Ferruccio de Bortoli ragionava a fine agosto sul Corriere della Sera intorno al dibattito aperto dal libro di Gad Saad, psicologo e studioso di marketing libanese-canadese, intitolato “L’empatia suicida, morire per essere gentili”, di prossima pubblicazione anche in Italia. Per l’autore l’Occidente sta morendo di empatia: saremmo troppo buoni, troppo disponibili nei confronti dei più deboli, in particolare dei migranti, in specie quelli provenienti da un contesto islamico. Di questo passo finiremo presto per essere invasi e sopraffatti. Il volume punta il dito contro le “élites globaliste” che si possono permettere di essere compassionevoli vivendo nei centri storici ZTL o in esclusivi compound, mentre nelle Sassonia-Anhalt – potremmo dire oggi – dell’Occidente si vive il lato oscuro della globalizzazione con cittadini che reagiscono di conseguenza. Davvero l’empatia è la malattia contemporanea dell’Occidente che può condurci al suicidio? Secondo tale tesi l’unico modo per evitare un tale suicidio sarebbe quello di abbandonare i nostri valori, validi solo in tempi meno difficili di quelli odierni.
L’Occidente, la falsa sicurezza dei muri e il coraggio dell’empatia
La modernità vive di paure per timore di perdere il proprio status. Lo spaesamento indotto dalla globalizzazione ha provocato processi di radicalizzazione e ha esaltato il contrasto con “l’altro” per evitare le risposte complesse di cui oggi c’è bisogno
di Marco Impagliazzo pubblicato il 15/09/2026 su Avvenire
Tuttavia, l’Occidente non è sempre stato così empatico, come viene ricordato in tante parti del mondo, senza contare i doppi standard di oggi. È troppo semplicistico dividere la storia in una narrazione – per lo più mediatica – in cui da un lato ci sono le forze del bene e dall’altro quelle del male. Ovviamente a parti invertite, dipende da dove si guarda. Malgrado la libertà, i diritti umani e lo stato sociale di cui godiamo, non sempre i nostri sistemi occidentali sono esenti da distorsioni e ingiustizie, come la questione delle migrazioni dimostra, con barbarie non degne della nostra storia. L’empatia e il senso di giustizia che resiste nelle società occidentali è frutto di una lunga storia di errori emendati, di conquiste faticosamente raggiunte in tempi difficili, anche più dei nostri. Per questo è falso dire che l’empatia oggi non va bene: diritti e valori divennero il rifermento comune nel Dopoguerra, davanti a immani sofferenze e distruzioni. Fu la maturazione di una coscienza sofferta che giunse a comprendere che solo il convivere garantisce giustizia e pace.
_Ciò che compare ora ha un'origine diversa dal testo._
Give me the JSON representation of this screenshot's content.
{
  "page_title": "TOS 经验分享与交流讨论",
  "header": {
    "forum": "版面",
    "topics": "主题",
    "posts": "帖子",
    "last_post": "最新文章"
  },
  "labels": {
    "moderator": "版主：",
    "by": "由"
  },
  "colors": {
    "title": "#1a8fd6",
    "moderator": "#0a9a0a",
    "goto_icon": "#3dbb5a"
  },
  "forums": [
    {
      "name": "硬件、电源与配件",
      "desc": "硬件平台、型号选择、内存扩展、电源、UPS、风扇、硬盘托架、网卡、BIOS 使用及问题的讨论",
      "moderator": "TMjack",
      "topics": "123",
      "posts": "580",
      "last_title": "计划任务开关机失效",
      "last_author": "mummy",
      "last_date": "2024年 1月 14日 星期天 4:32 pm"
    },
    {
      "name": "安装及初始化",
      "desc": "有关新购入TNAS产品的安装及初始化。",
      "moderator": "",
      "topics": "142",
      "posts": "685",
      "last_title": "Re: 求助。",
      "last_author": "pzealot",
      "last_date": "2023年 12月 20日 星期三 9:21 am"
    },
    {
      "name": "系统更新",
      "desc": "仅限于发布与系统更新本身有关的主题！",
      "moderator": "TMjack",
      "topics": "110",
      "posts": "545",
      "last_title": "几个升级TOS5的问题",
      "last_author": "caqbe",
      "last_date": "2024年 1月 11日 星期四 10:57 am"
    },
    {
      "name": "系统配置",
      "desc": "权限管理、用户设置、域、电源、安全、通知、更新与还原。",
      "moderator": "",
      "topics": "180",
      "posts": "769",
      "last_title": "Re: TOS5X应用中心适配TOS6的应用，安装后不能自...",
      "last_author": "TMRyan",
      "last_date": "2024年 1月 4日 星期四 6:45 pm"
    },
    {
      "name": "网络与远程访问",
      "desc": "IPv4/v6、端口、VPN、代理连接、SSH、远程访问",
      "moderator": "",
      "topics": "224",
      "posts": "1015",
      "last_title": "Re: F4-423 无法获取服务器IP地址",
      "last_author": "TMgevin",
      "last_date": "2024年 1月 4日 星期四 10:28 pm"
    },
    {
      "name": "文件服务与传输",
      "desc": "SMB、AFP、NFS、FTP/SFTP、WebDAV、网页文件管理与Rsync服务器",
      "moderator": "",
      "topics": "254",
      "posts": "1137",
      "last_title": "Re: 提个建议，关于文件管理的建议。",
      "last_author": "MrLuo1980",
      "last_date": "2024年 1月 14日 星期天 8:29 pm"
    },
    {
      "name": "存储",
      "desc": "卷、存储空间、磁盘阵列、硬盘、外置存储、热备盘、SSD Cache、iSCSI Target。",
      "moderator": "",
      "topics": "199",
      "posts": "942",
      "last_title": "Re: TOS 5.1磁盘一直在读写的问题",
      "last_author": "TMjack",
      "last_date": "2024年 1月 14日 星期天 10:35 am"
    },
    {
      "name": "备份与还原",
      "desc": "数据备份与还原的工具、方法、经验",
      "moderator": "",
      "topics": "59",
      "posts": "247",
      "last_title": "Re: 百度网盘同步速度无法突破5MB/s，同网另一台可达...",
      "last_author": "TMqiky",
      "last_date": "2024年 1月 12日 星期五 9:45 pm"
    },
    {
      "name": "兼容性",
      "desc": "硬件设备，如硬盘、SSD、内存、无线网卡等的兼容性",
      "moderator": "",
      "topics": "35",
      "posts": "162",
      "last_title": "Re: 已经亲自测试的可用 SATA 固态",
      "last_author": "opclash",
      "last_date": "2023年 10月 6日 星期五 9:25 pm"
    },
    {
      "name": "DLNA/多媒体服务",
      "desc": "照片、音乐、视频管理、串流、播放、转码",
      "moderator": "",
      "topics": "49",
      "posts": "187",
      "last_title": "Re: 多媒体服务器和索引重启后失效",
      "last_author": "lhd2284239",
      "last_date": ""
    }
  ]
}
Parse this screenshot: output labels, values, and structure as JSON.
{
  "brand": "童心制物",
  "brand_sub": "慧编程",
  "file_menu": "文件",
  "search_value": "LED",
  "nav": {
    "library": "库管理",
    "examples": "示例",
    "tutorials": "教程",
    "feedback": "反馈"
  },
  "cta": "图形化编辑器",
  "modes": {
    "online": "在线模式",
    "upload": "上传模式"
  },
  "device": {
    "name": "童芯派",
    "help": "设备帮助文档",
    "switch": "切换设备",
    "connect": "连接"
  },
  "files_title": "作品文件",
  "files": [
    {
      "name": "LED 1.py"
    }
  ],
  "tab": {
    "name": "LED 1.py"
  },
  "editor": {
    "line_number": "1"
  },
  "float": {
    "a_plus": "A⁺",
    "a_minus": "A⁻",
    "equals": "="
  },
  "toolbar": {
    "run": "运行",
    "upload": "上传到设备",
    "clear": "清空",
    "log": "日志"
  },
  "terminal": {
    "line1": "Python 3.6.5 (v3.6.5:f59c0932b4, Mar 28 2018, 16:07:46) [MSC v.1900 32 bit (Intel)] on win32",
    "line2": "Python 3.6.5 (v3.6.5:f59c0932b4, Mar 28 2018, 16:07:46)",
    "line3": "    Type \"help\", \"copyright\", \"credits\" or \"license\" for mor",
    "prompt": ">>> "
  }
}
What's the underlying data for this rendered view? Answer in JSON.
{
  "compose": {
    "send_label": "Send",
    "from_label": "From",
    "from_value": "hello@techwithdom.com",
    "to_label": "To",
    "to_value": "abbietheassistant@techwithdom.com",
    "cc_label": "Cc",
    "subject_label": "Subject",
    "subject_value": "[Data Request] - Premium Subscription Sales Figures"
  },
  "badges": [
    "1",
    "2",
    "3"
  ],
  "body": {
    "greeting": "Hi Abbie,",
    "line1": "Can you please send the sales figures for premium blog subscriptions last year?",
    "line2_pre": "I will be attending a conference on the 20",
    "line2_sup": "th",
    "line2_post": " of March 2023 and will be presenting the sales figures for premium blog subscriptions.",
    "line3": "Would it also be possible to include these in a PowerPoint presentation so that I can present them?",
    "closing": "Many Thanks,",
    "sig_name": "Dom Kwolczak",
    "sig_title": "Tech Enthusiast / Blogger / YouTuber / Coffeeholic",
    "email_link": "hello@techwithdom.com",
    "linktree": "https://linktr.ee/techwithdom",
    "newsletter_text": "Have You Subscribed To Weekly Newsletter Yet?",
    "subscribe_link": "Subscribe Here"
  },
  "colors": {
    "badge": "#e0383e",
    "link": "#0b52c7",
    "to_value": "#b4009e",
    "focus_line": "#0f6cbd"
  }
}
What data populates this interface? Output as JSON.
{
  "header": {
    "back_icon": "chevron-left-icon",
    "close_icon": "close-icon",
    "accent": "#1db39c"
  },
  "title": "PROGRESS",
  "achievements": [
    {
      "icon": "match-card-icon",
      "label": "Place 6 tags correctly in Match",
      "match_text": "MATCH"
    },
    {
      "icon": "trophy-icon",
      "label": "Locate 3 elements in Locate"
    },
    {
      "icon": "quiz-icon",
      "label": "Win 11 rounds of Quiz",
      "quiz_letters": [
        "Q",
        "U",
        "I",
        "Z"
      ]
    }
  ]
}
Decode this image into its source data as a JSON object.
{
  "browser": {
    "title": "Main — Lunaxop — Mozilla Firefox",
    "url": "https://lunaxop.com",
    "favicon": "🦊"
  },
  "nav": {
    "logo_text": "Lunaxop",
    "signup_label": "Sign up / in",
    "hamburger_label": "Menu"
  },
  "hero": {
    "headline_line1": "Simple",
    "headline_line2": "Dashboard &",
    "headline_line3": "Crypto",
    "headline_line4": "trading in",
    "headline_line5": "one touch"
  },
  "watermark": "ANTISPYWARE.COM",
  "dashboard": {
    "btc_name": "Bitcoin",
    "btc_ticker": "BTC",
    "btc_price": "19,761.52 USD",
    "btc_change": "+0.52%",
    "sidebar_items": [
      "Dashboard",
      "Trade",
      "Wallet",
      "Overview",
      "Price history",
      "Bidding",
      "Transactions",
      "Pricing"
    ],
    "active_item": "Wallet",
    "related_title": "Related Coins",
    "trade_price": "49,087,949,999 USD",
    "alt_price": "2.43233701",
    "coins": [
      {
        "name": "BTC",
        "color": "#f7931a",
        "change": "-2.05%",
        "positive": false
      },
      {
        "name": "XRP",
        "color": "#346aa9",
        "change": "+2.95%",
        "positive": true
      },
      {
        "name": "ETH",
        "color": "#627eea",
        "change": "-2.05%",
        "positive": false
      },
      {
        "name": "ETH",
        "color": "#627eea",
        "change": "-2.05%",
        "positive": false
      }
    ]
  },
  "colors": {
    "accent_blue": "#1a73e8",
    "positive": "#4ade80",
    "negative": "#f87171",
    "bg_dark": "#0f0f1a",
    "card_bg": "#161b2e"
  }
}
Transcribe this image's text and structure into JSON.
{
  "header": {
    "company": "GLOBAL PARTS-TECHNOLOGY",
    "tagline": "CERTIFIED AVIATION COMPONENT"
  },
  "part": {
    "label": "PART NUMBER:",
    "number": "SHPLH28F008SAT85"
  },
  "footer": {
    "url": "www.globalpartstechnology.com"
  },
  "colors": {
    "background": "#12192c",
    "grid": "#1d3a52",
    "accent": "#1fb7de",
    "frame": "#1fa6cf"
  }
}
Chiedendo la fine del “buonismo” alcuni autori si fanno interpreti di umori diffusi in una società liquida ed emotiva. La modernità occidentale vive di paure per timore di perdere il proprio status, sebbene sia la parte più sicura e ricca del globo. Conta anche un certo declassamento del ceto medio che si sente in pericolo e da cui nasce una paura spesso irrazionale che si trasforma in umori, mentalità e alla fine scelte politiche semplificate. Lo spaesamento indotto dalla globalizzazione ha provocato processi di radicalizzazione, ha esaltato il contrasto con “l’altro” per evitare le risposte complesse di cui oggi c’è bisogno. Non si risolvono facilmente questioni come l’intelligenza artificiale, la crisi climatica, l’immigrazione: tutto ciò richiede riflessione e senso della complessità. Ma una politica emozionale non è paziente e invoca risposte rapide, all’apparenza definitive. Così ci si contrappone, urlando le proprie “ragioni” mediante stereotipi e la ricerca del capro espiatorio: una comunità, una religione, una nazione… L’idea del “muro di separazione”, emotivo o legale, nasce in questo modo. Nella paura di non riuscire a controllare più nulla del proprio futuro, si imboccano scorciatoie emotive. La storia ci insegna tuttavia che piccoli muri o Grandi Muraglie non hanno mai protetto nessuno. Se talvolta il “buonismo” può sembrare ingenuo, il “cattivismo” è la migliore ricetta per farsi tanti nemici. Conculcare i diritti di alcuni finisce per limitarli per tutti: ciascuno avrà qualcosa da perdere. Abbandonare ogni empatia porta al conflitto interno, al rischio di guerra civile. L’Occidente per alcuni secoli ha preteso di controllare il globo: quest’epoca è finita e non la si risuscita con nostalgica rivalsa. Altri, come le periferie umane e urbane – diceva papa Francesco – a cui potremmo aggiungere le antiche periferie globali, vogliono contare. Conviverci è il nostro destino comune.